Indians travelling abroad or those intending to send money overseas, under the LRS scheme, will pay 5 percent more than the transaction amount at the time of purchase. The additional amount, however, can be offset at the time of filing of tax returns.
“Budget 2020 has introduced TCS (tax collected at source) levy on remittances made under the LRS in its bid to leave a trail on remittances made by residents above Rs 7 lakh,” Arvind Rao, founder of Arvind Rao & Associates, told BloombergQuint. “Very similar to the 1 percent TCS that’s collected when you buy a motor car, the budget has proposed a 5 percent levy on the remittances made under LRS and the onus is on the authorised dealers to collect and deposit the TCS.”

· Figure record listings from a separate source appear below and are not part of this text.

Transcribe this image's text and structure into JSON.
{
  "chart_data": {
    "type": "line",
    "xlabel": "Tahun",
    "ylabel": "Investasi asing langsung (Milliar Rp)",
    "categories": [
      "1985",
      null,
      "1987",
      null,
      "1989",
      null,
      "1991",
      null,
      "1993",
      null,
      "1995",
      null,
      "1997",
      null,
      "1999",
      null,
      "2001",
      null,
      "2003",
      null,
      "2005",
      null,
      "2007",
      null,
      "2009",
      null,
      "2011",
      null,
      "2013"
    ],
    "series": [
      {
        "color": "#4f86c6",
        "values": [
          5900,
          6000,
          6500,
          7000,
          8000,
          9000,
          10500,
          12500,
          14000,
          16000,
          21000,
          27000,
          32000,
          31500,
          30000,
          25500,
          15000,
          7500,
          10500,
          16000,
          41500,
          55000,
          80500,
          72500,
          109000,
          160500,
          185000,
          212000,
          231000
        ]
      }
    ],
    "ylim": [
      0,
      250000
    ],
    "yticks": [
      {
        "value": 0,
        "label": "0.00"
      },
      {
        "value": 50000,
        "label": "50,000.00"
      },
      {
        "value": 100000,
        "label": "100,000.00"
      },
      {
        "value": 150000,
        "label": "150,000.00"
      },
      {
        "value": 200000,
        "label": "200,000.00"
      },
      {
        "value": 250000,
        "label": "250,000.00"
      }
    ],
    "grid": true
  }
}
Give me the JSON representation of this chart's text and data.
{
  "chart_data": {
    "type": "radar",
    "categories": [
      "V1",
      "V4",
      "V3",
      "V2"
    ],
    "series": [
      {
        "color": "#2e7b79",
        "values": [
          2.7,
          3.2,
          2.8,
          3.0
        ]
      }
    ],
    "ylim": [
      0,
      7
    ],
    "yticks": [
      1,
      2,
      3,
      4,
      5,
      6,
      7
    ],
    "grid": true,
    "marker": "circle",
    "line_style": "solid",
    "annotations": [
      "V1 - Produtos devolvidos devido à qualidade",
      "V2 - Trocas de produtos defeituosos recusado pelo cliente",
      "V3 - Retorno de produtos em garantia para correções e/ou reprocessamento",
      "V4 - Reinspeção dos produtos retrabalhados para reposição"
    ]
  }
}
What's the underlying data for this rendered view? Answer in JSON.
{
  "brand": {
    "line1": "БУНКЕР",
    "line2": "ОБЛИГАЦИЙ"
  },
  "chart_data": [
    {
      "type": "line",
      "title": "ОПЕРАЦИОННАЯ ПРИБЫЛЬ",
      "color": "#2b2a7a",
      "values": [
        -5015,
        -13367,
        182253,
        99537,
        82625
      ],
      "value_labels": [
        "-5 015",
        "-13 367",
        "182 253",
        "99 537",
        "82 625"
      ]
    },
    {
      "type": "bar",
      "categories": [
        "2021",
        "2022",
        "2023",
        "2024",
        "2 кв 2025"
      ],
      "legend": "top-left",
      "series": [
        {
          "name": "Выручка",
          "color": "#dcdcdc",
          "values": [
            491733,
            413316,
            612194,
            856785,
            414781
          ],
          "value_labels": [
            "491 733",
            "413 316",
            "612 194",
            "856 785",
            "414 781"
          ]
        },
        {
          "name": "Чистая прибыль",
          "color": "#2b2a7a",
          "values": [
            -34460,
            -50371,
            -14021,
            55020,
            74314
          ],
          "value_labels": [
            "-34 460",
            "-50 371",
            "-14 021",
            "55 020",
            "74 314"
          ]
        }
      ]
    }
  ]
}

The liberalised remittance scheme, according to the Reserve Bank of India’s website, allows individuals to avail foreign exchange facility for purposes like:
- Private visits to any country (except Nepal and Bhutan)
- Gift or donation.
- Going abroad for employment.
- Maintenance of close relatives abroad.
- Travel for business or attending a conference or specialised training or for meeting medical expenses abroad, or for accompanying as attendant to patients going out of India for medical treatment/check-up.
- Expenses in connection with international medical treatment.
- Studying abroad.
- Any other current account transaction which is not covered under the definition of current account in Foreign Exchange Management Act, 1999.
The TCS on foreign remittances under the LRS scheme will entail a 5 percent additional cash outflow for payers, according to Shefali Goradia, partner at Deloitte. It can only be adjusted at the time of filing the tax return, she said.